Separate multiple SQL statements using Regex in Java
You can try the following regular expression:
\s*;\s*(?=([^']*'[^']*')*[^']*$)
Here is the example:
public static void main(String[] args) {
String input = "select * from table1 where col1 = 'abc;de'; select * from table2;";
System.out.println(java.util.Arrays.toString(
input.split("\\s*;\\s*(?=([^']*'[^']*')*[^']*$)")

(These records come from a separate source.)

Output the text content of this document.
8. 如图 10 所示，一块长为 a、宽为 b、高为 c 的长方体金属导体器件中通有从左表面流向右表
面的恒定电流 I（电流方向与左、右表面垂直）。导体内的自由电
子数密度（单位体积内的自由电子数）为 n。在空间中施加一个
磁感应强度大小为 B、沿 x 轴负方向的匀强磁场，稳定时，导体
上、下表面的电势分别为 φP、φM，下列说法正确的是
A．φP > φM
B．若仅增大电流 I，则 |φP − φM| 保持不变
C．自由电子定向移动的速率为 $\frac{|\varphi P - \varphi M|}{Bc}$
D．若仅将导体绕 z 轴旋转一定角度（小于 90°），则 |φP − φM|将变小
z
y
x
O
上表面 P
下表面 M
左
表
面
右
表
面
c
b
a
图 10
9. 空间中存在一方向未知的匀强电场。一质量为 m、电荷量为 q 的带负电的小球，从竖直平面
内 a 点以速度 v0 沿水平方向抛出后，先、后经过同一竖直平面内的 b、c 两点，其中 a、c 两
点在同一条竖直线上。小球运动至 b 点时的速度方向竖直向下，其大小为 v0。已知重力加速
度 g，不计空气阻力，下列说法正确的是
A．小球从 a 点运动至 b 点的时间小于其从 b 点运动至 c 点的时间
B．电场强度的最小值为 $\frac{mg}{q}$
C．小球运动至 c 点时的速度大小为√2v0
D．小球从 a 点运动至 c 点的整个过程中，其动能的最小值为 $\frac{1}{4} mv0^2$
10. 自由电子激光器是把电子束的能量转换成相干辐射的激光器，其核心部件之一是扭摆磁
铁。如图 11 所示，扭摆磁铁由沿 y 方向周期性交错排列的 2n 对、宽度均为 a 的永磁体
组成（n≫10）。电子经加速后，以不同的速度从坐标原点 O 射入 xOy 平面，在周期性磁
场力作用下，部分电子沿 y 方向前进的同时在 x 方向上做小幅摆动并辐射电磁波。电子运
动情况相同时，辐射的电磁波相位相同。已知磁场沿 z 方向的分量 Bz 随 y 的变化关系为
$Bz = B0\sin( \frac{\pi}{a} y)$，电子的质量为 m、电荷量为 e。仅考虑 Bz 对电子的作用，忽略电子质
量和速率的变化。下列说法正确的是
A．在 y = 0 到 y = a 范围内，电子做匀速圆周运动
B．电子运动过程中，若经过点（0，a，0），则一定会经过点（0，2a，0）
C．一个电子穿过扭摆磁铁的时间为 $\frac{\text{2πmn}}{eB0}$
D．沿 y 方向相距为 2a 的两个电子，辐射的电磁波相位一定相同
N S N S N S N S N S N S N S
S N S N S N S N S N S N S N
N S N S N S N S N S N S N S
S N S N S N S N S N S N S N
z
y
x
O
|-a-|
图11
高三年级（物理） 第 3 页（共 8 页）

)); // prints "[select * from table1 where col1 = 'abc;de', select * from table2]"
}
Explanation of the regular expression:
NODE EXPLANATION
--------------------------------------------------------------------------------
\s* whitespace (\n, \r, \t, \f, and " ") (0 or
more times (matching the most amount
possible))
--------------------------------------------------------------------------------
; ';'
--------------------------------------------------------------------------------
\s* whitespace (\n, \r, \t, \f, and " ") (0 or
more times (matching the most amount
possible))
--------------------------------------------------------------------------------
(?= look ahead to see if there is:
--------------------------------------------------------------------------------
( group and capture to \1 (0 or more times
(matching the most amount possible)):
--------------------------------------------------------------------------------
[^']* any character except: ''' (0 or more
times (matching the most amount
possible))
--------------------------------------------------------------------------------
' '\''
--------------------------------------------------------------------------------
[^']* any character except: ''' (0 or more
times (matching the most amount
possible))
--------------------------------------------------------------------------------
' '\''
--------------------------------------------------------------------------------
)* end of \1 (NOTE: because you are using a
quantifier on this capture, only the
LAST repetition of the captured pattern
will be stored in \1)
--------------------------------------------------------------------------------
[^']* any character except: ''' (0 or more
times (matching the most amount
possible))
--------------------------------------------------------------------------------
$ before an optional \n, and the end of
the string
--------------------------------------------------------------------------------
) end of look-ahead